As many as 700,000 adults in the U.S. with a disability like autism live with parents or another family member who’s at least 60 years old. What happens when those caregivers are gone? One sibling confronts her past and likely future.
Ellie was seven when she asked for a rat. We were strapped into our bucket seats in the minivan as our mother ferried us somewhere that is now lost to history. “Not while I’m alive,” my mom said over her shoulder, cranking the wheel as she turned down another street.
My sister sat quietly for a few seconds, absorbing the rebuff. Then she turned to me and smiled, two buckteeth pushing over her bottom lip.
“Ciara,” she said. “When mom dies, we get a rat.”
Eight years ago, after Ellie—not her real name—turned 18, becoming an adult in the eyes of the law, a piece of paper was filed at a King County Courthouse formalizing a decision that was reached without much discussion, drama, or fanfare.

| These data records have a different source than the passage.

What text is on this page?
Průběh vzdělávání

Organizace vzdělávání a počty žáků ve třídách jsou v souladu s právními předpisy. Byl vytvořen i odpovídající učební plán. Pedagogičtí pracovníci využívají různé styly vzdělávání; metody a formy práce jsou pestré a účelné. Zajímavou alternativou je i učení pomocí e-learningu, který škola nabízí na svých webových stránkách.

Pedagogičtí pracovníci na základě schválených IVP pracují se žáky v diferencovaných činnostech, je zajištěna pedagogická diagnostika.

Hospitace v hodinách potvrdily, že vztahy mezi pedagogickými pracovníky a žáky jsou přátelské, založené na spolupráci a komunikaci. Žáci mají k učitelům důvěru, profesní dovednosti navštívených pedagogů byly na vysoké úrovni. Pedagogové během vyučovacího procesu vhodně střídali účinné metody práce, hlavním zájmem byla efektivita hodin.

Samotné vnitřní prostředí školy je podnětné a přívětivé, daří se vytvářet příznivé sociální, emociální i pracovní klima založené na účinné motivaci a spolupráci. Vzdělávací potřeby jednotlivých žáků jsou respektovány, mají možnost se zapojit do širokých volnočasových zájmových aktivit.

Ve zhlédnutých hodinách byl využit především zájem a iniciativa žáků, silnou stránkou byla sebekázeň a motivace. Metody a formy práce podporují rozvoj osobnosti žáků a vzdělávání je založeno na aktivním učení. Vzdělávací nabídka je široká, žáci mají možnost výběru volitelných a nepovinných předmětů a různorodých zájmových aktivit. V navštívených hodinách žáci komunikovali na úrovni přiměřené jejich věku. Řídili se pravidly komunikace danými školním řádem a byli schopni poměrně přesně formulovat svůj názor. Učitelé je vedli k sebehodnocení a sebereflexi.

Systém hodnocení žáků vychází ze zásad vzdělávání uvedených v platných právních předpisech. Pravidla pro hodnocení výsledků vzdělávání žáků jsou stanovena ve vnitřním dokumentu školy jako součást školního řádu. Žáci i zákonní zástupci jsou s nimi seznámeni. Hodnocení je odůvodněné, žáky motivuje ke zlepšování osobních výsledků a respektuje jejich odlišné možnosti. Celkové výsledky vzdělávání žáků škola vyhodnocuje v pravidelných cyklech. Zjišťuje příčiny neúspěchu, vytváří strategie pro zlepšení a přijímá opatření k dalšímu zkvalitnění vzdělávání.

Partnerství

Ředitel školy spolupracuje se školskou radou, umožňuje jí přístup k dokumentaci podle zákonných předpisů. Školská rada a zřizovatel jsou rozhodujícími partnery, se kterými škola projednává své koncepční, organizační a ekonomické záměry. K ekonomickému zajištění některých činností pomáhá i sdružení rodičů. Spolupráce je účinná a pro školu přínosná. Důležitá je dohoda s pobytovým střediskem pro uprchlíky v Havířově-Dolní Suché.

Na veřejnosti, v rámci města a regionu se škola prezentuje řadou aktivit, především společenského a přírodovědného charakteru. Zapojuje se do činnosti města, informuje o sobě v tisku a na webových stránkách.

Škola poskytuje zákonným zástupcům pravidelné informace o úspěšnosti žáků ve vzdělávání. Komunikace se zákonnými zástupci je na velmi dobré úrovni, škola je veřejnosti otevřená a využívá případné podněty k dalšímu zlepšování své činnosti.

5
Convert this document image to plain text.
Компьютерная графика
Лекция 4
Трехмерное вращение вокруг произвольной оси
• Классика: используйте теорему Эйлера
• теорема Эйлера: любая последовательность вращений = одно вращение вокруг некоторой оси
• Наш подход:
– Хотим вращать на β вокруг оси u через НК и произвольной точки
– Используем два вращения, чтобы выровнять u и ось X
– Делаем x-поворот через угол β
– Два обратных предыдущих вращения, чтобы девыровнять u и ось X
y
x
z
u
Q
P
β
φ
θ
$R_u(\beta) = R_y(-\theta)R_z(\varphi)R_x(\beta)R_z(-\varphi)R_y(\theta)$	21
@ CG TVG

If my mother died, one of her sisters would become Ellie’s guardian until I turned 30, at which point I would take over.
Ellie still sleeps in her childhood bedroom and our mom still drives her around Bellevue, where we grew up. She schedules Ellie’s doctor appointments and manages her money. She trims her toenails. Ellie doesn’t want a rat anymore but when our mom dies, she’ll get me.